# Beach Snook Setup



## RedFinaddict (Sep 14, 2010)

Im fairly new to fly fishing, and was just wondering whats a good set-up for beach snook. Not looking for any secrets, just a good starting point as far as line/tippet/leader setups and what not. Thanks in advance.


----------



## Michael (Jul 22, 2009)

I like a slow/Int sinking shooting head with a straight #30 leader 4-6' long.


----------



## captd (Feb 8, 2011)

i'd use a floater or an intermediate. at least an 8' leader, with flouro tippet... i usually fish 30# for most snook fishing, but on the beaches in the clear water, you may need to drop down--let the fish tell you. knots are up to you, tie what you tie well, but i use a loop knot (non slip) to connect my fly to tippet. use small baitfish patterns, light colors usually. the fish are usually right in the trough, you will probably want to keep a low profile and stay away from the water.


----------



## RedFinaddict (Sep 14, 2010)

Thanks for the quick replies.
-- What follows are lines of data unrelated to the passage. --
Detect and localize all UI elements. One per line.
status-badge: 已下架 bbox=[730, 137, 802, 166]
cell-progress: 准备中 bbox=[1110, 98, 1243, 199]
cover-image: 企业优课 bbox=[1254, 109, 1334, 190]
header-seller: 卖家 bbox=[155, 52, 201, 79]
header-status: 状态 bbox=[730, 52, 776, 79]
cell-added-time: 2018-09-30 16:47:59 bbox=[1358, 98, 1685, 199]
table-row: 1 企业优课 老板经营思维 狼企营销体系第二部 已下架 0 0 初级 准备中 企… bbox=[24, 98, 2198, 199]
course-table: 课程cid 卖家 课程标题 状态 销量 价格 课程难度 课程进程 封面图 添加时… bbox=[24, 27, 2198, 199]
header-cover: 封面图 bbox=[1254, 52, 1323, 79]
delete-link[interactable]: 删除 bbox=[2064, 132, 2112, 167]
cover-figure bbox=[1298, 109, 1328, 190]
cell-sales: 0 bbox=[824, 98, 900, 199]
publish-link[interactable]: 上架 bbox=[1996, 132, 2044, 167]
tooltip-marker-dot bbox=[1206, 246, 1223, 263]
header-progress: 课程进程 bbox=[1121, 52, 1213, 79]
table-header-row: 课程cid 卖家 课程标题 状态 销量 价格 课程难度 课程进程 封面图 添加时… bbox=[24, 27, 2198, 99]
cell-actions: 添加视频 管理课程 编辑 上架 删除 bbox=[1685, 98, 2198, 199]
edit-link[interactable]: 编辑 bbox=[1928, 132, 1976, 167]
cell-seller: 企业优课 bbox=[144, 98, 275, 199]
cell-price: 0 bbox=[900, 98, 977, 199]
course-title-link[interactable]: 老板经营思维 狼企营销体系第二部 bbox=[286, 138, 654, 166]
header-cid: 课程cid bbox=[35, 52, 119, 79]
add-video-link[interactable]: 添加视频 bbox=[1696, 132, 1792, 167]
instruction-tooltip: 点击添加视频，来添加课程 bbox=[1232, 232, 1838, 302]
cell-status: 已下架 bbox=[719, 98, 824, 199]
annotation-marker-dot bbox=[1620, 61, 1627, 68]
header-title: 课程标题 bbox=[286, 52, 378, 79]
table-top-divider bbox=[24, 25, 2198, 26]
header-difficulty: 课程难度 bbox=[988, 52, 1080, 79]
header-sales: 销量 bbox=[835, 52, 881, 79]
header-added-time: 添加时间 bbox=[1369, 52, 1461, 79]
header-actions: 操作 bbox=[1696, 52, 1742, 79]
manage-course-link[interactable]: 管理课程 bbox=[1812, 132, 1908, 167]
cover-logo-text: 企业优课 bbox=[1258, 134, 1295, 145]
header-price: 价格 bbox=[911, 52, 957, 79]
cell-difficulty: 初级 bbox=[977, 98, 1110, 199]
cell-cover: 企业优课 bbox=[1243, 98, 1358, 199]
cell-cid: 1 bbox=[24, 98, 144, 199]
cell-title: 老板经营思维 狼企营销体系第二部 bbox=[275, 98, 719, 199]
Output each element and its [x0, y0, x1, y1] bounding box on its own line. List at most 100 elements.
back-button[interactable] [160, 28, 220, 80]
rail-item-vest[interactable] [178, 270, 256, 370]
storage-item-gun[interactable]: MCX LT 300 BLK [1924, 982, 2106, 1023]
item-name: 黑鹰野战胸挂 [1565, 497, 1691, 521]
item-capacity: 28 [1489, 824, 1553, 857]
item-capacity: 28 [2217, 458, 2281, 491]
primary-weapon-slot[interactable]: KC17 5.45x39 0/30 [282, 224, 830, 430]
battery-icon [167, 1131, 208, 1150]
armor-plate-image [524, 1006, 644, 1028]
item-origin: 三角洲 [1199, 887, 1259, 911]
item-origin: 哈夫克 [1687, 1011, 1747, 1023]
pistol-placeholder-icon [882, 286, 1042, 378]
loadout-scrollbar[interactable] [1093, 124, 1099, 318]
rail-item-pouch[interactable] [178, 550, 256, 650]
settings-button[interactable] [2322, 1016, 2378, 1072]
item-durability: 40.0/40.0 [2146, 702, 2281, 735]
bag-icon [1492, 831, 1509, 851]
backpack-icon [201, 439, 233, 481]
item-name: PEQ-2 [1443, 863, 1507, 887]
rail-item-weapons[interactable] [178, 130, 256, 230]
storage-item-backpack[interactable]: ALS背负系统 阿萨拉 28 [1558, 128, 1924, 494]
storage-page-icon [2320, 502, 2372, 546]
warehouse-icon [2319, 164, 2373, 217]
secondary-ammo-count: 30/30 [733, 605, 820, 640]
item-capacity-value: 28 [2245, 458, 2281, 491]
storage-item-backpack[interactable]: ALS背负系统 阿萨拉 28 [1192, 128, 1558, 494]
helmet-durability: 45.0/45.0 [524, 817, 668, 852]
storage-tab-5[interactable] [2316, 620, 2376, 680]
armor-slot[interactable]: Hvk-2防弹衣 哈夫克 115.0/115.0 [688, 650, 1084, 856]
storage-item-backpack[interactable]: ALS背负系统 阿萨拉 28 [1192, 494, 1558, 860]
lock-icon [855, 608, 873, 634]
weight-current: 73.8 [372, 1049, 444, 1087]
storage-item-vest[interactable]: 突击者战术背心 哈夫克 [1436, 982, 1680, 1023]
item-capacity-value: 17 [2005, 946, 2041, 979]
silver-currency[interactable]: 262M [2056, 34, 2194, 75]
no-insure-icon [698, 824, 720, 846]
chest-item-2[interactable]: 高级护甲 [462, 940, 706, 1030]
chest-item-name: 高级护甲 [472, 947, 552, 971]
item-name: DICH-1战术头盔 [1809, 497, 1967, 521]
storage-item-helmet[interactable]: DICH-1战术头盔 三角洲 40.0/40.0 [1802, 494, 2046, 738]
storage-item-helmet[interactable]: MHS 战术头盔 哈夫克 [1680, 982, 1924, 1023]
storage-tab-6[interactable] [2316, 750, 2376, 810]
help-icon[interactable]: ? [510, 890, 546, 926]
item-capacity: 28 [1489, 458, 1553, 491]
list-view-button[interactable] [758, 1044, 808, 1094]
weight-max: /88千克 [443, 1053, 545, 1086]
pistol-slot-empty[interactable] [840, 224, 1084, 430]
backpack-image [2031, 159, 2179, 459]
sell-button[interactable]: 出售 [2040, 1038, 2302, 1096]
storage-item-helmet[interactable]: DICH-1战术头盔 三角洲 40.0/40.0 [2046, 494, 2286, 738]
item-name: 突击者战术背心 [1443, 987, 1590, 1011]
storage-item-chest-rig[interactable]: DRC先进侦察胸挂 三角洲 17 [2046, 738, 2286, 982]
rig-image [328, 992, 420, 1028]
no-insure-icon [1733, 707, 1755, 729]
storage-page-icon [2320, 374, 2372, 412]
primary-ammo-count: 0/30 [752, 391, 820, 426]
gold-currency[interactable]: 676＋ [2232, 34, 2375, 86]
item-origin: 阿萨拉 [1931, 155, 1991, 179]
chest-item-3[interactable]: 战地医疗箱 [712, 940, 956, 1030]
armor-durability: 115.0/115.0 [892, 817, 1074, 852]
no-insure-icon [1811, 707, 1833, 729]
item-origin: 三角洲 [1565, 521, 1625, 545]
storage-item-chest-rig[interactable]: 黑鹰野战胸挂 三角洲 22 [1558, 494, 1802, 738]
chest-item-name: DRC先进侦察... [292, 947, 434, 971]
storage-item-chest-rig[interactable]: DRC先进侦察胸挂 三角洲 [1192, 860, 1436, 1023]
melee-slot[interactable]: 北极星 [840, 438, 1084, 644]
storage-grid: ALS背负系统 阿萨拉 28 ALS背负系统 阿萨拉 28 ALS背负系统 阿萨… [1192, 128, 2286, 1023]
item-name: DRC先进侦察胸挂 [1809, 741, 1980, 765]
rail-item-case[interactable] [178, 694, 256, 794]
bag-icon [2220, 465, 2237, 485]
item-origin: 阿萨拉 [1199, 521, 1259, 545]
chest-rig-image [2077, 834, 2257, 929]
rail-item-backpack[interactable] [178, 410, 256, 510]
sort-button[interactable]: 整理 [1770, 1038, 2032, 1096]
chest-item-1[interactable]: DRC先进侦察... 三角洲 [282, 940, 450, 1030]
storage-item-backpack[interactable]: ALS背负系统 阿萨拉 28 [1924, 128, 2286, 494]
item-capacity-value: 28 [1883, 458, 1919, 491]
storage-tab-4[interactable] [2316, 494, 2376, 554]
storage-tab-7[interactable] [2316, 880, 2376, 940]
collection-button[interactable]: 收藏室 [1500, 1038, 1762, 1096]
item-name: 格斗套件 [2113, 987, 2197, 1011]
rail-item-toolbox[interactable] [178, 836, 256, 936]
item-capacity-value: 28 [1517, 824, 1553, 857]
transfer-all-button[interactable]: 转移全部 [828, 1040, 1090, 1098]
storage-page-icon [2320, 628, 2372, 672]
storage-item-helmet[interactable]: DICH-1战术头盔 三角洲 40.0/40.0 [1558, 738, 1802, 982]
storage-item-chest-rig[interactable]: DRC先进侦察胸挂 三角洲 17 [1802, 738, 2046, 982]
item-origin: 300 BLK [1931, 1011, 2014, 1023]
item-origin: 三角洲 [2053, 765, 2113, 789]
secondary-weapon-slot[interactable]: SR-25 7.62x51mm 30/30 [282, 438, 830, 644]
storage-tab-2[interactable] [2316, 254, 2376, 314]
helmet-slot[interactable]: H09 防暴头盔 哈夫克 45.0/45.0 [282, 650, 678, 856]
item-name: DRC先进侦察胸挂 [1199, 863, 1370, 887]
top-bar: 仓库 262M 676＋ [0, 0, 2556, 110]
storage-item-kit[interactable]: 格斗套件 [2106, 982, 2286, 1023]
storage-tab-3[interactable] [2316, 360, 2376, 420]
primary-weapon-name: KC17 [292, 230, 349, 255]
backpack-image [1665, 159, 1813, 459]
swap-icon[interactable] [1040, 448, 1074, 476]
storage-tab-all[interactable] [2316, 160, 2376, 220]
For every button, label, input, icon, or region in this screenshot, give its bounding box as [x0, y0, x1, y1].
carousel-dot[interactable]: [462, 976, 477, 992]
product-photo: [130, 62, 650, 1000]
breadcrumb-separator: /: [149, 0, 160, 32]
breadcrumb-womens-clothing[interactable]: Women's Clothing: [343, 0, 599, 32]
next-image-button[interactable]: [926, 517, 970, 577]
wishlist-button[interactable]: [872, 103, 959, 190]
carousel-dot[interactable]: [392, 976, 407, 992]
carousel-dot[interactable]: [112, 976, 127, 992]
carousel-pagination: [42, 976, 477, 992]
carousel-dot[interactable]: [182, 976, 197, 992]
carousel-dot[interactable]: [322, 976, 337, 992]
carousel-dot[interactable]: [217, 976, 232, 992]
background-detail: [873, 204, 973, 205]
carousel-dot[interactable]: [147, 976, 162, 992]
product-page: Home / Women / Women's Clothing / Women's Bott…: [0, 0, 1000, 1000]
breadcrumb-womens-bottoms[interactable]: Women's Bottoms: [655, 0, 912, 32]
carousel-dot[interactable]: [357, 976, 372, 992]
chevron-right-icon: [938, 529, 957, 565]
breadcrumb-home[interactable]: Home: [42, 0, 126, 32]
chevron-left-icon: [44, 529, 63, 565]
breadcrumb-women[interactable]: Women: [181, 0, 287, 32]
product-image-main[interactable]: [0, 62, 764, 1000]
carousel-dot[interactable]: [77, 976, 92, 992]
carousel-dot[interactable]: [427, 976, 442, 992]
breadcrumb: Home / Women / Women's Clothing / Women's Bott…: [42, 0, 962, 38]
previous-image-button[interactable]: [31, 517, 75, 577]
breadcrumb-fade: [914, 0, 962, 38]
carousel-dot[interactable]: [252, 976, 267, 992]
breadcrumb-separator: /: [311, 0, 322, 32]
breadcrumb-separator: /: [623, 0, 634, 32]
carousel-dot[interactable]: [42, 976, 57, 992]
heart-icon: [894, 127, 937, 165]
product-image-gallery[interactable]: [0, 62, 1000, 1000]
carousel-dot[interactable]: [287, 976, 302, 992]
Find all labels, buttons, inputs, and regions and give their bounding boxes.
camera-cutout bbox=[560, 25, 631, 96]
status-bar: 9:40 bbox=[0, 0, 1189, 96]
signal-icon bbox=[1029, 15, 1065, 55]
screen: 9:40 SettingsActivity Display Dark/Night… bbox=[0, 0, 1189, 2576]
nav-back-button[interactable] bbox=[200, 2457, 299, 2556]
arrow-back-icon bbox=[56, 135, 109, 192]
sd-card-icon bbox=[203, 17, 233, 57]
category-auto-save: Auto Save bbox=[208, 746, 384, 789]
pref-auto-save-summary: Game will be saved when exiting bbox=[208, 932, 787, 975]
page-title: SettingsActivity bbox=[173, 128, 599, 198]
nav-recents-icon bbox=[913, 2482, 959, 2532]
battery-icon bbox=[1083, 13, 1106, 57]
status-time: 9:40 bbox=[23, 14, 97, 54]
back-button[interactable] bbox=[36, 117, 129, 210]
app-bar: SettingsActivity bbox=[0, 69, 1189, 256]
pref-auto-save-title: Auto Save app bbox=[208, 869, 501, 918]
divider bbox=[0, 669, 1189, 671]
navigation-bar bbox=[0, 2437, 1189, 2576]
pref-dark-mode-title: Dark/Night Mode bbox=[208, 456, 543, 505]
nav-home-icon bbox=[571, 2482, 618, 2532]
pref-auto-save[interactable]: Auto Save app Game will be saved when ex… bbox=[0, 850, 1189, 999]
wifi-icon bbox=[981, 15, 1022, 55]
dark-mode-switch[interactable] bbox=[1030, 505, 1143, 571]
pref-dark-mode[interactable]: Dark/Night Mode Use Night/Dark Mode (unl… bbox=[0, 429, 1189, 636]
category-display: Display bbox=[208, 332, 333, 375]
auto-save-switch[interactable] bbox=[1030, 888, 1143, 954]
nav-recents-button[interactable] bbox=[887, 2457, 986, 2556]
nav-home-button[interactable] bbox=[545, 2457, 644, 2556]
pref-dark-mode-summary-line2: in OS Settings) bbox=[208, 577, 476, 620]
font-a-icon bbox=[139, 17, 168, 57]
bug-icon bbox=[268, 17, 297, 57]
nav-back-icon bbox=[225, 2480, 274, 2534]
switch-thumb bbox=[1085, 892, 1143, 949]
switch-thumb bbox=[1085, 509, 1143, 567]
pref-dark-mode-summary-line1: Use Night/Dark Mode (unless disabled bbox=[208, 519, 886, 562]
Ive been fishing the beaches with the spinning setup with my bucktails, but started thinking how much fun itd be on the fly.


----------



## Hicatch (May 10, 2011)

Most of the time snook are laying or cruising the first trough off the beach, so intermediate lines really aren't necessary. In order to get some sink use a fluorocarbon butt, class and tippet. My leader would be 9-10' consisting of 50# butt, 16#class and 30-40# bite. Fly choice would be a Miller's Mighty Minnow. And rod choice would be 8-9 weight.


----------



## Michael (Jul 22, 2009)

Actually Hicatch the use of an intermediate has nothing to do with depth of the water. It's usefullness lies in the fact that the wave action affects a floating line and makes the fly lswim unnaturally. To avoid the affects of the wave action, an intermediate keeps the fly just under the surface acting naturally for a longer drift in the strike zone.


----------



## Hicatch (May 10, 2011)

> Actually Hicatch the use of an intermediate has nothing to do with depth of the water. It's usefullness lies in the fact that the wave action affects a floating line and makes the fly lswim unnaturally. To avoid the affects of the wave action, an intermediate keeps the fly just under the surface acting naturally for a longer drift in the strike zone.


Good point, however a complete fluoro carbon leader tends to pull the first foot or so of fly line below the surface anyway, and on the gulf coast the swash channel may only be thigh to waist deep. In addition, for a beginner intermediates can be a little more challenging to haul. 
Regarding presentation and casting angle, I would wade out to the sandbar as well as walk the beach and cast at angles almost paralleling the sand bar and shore line rather than straight covering more of the strike zone.


----------



## Michael (Jul 22, 2009)

I agree, when I was in Naples I walked the beach every morning before going to work. I learned to walk the high ground staying away from the waters edge because the fish were right where the water met the sand. I would then quarter cast (much like steelheading)so that the water would bring the fly to the fish and was quite successful with that technique. I also agree a full intermediate line IS more difficult which is why I suggest a shooting head. I also discovered those fish REALLY like the little white DT special.


----------